Government Set to Deny Parliament a Vote on WHO Pandemic Treaty

“Surely Parliament will get the chance to vote on these agreements?” has been a common refrain from those who assume concerns raised about the World Health Organisation’s Pandemic Accords have been over-stated.

Comforting though it would be to imagine a critical mass of parliamentarians with the time, inclination and effective opportunity to apply proper scrutiny to these international agreements of generational significance, the reality, laid bare during Tuesday’s House of Commons debate on the topic, is that Parliamentary scrutiny of the WHO’s new instruments will be — at best — brief and inconsequential.

During that debate, triggered by an urgent question from Danny Kruger MP, Andrew Stephenson, the Junior Minister for Health and Social Care, was asked repeatedly to confirm whether the WHO Pandemic Treaty, if adopted, would be laid before Parliament for a vote. “Will the Minister give us a cast-iron commitment that we will have a vote — dare I say, a meaningful vote — on it in this House before it comes into force?” asked Mark Francois MP, one of a number of MPs concerned to ensure that Parliament be given its chance to provide effective scrutiny.

It was a seemingly straightforward question, to which the Minister was conspicuously and repeatedly unable to give a straightforward answer. Instead he sought refuge in the fact that the international law process under which the instruments will be adopted has not yet been confirmed, in public at least:

The U.K. treaty-making process means that the accord is of course negotiated and agreed by the Government. As he will know, Parliament plays an important part in scrutinising treaties under the CRaG process and determining how international obligations should be reflected domestically. However, it is important to remember that, because the exact form of the accord has not yet been agreed, the parliamentary adoption process will depend on under which article of the WHO constitution the accord is adopted.

Stephenson’s spectacularly non-committal answer references the fact that there are two possible options under the WHO Constitution for adoption of international instruments such as the prospective Pandemic Treaty: the Article 19 method and the Article 21 method.

Article 19 is used for adopting new treaties, and if used in this case would trigger the requirement for a two-thirds member state majority to adopt the Pandemic Treaty at the World Health Assembly in Geneva later this month, followed by ratification processes in all relevant national legislatures.
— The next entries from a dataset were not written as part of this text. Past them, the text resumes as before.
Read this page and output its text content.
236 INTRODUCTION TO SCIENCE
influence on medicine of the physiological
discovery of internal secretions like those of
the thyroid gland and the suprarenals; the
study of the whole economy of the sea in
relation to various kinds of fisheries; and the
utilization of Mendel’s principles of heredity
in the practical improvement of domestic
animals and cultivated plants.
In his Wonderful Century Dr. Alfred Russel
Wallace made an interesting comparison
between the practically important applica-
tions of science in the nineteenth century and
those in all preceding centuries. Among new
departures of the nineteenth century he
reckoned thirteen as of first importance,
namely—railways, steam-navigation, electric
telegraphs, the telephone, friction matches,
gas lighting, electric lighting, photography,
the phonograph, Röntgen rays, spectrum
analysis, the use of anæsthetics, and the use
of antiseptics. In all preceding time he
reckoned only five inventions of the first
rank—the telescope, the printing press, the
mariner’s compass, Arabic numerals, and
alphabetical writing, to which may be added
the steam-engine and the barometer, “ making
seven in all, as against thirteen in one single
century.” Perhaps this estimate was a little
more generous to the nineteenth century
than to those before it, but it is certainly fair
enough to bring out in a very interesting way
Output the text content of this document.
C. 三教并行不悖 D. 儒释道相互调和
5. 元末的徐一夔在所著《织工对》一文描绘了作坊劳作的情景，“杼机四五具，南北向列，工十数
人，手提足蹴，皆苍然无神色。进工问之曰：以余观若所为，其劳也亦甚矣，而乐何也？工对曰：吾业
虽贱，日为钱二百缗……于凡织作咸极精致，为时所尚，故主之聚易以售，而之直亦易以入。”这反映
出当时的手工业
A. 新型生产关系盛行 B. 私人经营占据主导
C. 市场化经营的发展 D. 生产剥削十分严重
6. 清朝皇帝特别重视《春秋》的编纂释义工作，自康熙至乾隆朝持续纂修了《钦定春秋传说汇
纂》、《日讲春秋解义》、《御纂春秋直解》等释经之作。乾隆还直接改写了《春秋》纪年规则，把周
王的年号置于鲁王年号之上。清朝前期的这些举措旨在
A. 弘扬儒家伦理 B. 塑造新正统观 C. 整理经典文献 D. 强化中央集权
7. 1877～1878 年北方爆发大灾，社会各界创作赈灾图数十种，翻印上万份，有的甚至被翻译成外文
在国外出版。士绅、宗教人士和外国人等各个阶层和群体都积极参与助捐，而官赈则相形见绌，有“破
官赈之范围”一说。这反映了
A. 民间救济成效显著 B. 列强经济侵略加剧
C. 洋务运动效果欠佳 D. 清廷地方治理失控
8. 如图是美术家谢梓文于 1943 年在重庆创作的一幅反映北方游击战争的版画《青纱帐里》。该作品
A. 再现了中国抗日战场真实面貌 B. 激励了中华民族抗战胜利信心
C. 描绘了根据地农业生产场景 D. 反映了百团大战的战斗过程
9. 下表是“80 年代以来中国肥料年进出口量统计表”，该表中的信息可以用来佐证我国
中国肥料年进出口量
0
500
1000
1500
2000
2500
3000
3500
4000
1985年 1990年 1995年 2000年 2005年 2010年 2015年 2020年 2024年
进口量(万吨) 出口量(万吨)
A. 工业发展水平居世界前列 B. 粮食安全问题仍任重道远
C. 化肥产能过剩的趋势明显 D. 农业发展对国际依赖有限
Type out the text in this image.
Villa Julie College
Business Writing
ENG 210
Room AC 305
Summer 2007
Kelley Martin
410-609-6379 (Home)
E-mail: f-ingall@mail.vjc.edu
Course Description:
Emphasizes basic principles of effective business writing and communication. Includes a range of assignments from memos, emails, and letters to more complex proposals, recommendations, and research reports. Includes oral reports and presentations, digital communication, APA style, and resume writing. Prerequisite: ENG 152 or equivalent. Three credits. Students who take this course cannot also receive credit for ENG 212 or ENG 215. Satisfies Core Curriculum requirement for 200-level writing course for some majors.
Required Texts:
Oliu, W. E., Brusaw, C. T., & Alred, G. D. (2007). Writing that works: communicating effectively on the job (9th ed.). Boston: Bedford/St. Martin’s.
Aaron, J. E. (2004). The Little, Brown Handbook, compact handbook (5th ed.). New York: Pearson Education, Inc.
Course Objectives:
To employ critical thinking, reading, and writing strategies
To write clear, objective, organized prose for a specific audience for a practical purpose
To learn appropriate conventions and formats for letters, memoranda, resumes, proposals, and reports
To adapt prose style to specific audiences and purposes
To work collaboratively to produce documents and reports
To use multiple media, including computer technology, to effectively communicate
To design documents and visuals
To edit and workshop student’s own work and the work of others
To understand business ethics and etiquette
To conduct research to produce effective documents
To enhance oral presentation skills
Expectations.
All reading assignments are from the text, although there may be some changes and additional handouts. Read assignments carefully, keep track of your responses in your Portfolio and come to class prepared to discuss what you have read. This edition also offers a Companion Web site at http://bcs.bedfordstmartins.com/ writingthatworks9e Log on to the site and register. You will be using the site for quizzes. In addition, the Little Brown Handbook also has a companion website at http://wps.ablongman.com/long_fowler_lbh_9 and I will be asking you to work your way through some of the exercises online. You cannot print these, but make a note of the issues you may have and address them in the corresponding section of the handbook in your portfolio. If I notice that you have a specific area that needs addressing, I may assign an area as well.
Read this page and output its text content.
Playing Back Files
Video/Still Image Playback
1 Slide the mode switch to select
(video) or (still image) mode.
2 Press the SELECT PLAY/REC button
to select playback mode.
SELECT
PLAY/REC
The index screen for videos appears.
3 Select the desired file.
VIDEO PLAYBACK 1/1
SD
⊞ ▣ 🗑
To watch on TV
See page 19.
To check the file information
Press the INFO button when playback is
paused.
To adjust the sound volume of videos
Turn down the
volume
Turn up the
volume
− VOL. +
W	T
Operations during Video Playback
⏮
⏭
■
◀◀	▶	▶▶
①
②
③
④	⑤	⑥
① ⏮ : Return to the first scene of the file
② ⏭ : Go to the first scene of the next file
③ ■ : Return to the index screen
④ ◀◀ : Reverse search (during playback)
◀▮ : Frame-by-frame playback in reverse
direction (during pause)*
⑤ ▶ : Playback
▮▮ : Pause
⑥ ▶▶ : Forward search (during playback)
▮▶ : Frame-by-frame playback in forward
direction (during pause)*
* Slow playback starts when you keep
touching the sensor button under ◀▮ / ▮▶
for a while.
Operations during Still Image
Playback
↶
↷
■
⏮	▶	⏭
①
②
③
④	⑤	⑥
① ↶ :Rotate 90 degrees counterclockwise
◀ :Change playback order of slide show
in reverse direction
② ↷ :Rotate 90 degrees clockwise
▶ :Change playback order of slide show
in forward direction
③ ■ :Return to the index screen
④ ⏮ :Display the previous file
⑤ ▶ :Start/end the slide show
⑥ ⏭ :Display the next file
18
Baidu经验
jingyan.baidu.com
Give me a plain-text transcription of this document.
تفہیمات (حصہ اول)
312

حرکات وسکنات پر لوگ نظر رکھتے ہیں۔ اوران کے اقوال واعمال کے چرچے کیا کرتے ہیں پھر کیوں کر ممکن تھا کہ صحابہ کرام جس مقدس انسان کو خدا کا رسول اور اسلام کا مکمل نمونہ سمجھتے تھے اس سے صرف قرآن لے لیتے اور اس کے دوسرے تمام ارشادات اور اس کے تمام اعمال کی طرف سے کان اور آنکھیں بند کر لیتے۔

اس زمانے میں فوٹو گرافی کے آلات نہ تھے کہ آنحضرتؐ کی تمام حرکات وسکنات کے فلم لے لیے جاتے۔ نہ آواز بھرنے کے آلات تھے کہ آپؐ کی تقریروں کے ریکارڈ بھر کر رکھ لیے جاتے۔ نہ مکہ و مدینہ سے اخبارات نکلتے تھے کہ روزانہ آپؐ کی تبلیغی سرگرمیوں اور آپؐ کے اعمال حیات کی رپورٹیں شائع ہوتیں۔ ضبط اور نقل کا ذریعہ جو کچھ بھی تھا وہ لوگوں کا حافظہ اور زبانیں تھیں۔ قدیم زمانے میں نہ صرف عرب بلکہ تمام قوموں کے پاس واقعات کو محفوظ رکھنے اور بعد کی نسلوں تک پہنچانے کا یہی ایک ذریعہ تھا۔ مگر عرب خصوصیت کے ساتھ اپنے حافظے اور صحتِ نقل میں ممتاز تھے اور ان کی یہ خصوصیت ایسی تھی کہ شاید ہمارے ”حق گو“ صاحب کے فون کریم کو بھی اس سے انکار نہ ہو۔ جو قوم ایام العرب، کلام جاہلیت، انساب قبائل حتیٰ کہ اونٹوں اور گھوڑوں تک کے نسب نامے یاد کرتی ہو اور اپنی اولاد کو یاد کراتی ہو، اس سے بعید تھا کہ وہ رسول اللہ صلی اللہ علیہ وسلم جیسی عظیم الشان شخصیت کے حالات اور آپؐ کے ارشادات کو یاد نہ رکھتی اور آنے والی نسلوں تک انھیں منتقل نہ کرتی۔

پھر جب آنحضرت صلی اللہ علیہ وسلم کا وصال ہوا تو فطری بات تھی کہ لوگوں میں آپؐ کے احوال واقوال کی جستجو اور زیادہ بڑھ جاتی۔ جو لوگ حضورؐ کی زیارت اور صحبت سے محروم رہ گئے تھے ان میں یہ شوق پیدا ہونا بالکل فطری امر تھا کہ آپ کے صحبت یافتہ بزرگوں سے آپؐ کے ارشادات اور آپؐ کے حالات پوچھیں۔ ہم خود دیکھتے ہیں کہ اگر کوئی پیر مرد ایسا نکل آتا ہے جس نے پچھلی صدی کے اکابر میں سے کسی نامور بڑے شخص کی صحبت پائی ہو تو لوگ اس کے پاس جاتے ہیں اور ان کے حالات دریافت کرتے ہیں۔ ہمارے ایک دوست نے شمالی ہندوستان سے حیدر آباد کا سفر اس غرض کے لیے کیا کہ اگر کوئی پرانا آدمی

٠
Article 21 is used for adopting new health regulations, and if used would mean that the Pandemic Agreement (as it would likely then be described) would become binding on all WHO member states if approved for adoption by a simple majority of those member states in Geneva. There would then be no legal requirement for national-level ratification. Instead, any WHO Member State not wishing to be bound by the new agreement would need proactively to opt out by notifying the WHO to that effect within 10 months of the date of adoption. This is the same legal process as will likely apply for the adoption of the parallel package of amendments to the International Health Regulations.